At a major university like Texas A&M, safety compliance is a continual process. There may be a change in regulations, or new hazardous materials or equipment may be introduced. And there are always new students, faculty, and staff who need help learning their safety compliance responsibilities. In addition to communicating best practices, the EHS team also performs audits and inspections to ensure that regulations are being followed and to recognize new situations.

Formal checklists are used for audits and inspections to identify “hot-button” issues that vary based on the lab type. A radiation lab might require inspection of radioactive materials, x-rays, and lasers. One audit revealed a lab that had difficulty clearly identifying which refrigerators were for research use only, a definite safety risk. The EHS team was able to rapidly assist with appropriate labels and signage to indicate “non-food use” and “no chemical storage” to eliminate the risk.

After any audits and inspections are performed, EHS communicates their expectations about changes that need to happen, and follows up to make sure corrections are implemented. Deficiencies identified are re-evaluated to see what progress has been made. EHS can then offer additional help or escalate the issue to the PI or the department head as necessary.

Preparing for Emergencies

In case of an emergency, university teams and technology are integrated with local police, fire, and EMS. Within EHS, there are 24-hour on-call emergency response teams and emergency management plans for all the safety disciplines that they cover. There is also a separate university emergency management team that works closely with EHS and interacts with local municipal and regional emergency management groups.
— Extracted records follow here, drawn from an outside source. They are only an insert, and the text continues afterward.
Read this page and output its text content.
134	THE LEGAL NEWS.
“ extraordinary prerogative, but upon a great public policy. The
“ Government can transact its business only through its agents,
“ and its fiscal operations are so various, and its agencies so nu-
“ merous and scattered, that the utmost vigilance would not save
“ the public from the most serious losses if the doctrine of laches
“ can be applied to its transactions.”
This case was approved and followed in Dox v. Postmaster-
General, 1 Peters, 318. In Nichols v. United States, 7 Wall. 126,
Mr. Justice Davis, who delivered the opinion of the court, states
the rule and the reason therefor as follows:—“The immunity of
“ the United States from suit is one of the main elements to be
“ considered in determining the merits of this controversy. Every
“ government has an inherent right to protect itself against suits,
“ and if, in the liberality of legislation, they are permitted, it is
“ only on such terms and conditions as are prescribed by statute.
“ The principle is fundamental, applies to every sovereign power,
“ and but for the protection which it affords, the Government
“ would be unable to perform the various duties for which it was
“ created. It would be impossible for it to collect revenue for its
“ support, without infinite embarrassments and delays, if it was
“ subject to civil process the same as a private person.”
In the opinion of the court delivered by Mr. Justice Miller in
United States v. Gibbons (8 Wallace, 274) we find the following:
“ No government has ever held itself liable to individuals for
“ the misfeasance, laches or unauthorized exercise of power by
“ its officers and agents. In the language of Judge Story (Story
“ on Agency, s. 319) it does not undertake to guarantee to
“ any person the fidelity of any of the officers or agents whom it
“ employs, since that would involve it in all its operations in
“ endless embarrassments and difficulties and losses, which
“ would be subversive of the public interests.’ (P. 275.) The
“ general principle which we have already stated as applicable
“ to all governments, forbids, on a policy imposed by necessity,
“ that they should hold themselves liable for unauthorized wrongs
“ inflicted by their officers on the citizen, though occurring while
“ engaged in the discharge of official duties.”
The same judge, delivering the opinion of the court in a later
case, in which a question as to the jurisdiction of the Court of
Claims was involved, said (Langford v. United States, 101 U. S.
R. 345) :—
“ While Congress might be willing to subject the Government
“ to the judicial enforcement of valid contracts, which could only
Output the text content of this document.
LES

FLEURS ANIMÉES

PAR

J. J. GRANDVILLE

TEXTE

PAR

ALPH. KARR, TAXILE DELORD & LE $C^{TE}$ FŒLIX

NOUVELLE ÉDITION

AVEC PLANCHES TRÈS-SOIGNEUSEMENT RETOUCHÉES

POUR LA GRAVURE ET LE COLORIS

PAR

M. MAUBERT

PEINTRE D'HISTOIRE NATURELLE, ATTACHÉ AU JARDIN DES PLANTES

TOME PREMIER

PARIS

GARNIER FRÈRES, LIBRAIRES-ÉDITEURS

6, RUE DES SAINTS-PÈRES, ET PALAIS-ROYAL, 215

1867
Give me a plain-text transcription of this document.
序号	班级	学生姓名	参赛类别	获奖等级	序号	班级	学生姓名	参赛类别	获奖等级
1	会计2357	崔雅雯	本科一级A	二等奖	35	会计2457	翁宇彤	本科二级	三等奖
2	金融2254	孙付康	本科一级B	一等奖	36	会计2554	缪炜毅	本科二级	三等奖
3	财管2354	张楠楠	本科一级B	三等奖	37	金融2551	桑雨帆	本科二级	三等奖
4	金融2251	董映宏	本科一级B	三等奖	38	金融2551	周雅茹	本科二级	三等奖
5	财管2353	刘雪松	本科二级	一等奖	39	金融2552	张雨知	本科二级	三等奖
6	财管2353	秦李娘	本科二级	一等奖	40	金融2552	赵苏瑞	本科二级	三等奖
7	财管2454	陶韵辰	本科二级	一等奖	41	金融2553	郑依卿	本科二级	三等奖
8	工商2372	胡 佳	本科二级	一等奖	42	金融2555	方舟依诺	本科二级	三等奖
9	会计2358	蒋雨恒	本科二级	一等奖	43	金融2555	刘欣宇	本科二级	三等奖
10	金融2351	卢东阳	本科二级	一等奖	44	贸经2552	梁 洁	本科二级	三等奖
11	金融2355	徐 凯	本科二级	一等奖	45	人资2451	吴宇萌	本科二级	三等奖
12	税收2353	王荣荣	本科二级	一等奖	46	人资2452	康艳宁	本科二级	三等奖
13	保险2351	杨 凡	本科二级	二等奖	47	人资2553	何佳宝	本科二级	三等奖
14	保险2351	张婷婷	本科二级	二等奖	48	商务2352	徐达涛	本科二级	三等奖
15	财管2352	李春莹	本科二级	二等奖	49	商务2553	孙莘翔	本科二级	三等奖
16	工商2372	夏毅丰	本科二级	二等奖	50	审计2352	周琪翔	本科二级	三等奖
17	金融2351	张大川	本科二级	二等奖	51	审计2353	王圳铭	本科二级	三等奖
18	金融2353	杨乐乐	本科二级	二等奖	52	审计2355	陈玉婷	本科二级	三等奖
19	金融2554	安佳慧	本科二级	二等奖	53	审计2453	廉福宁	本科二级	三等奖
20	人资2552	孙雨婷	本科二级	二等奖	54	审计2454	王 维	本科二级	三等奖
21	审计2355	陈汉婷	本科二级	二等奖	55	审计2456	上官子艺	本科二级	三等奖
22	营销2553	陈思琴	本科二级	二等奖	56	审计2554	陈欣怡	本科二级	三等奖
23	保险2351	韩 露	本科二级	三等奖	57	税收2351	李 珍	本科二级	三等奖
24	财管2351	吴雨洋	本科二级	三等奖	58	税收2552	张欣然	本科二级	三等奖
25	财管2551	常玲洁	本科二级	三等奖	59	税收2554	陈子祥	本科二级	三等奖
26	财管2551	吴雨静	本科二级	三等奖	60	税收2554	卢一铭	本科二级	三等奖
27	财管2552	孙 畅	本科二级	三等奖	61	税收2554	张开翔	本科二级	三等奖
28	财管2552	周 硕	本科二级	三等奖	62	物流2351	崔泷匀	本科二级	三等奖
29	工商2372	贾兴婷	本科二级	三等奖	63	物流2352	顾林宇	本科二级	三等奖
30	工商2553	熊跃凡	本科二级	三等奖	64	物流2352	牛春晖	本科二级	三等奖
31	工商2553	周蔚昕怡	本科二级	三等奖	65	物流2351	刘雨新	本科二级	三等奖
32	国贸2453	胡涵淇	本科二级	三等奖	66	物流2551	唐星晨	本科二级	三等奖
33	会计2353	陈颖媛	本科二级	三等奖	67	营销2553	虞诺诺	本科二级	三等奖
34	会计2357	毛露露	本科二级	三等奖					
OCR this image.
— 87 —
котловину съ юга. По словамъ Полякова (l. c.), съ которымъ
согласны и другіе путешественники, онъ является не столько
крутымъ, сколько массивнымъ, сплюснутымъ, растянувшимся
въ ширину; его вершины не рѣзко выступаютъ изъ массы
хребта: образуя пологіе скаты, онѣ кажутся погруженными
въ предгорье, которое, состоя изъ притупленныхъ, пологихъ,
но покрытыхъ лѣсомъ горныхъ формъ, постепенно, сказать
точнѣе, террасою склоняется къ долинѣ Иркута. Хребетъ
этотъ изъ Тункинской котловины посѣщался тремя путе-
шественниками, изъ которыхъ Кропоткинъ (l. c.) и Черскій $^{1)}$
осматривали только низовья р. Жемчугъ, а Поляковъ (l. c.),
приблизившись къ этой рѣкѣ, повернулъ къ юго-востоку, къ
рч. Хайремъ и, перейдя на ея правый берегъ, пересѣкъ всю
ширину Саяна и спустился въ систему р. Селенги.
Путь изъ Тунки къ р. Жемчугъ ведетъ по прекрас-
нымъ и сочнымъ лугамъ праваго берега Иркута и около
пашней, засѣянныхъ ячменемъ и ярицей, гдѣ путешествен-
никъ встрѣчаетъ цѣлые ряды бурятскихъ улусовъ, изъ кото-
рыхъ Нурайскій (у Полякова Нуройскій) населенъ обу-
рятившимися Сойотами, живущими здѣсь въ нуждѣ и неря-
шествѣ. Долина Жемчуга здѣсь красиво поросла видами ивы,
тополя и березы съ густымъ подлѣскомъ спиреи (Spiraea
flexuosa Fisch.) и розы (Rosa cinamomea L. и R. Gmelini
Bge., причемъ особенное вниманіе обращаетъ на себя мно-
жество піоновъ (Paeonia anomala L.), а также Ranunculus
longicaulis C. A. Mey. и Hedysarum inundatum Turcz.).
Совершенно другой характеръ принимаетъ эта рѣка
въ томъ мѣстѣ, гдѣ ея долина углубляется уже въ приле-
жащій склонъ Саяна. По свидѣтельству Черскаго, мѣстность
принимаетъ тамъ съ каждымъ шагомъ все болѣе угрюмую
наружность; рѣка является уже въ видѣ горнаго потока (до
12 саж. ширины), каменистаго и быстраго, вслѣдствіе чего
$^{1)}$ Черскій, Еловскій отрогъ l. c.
As for technology, emergency generators are available to support many buildings in the event of a power loss, and uninterruptable power supplies can be deployed to support sensitive equipment as needed.

Looking to the Future

New hazards are constantly emerging, so the EHS team invests in professional development for their personnel. They receive up-to-date training and information on the latest trends in university research, regulatory updates and their implications, and best practices. Dedicated team members keep tabs on the Federal Register, Texas regulation publications, and other resources to stay current with applicable updates.

Fruchtnicht expects interdisciplinary research to play a much bigger role in their safety program in the future. Within a single research project, faculty, staff, and students may be working with multiple biological, chemical, and radiological hazards. As research evolves at their university, the Texas A&M EHS team is well positioned to advance with it.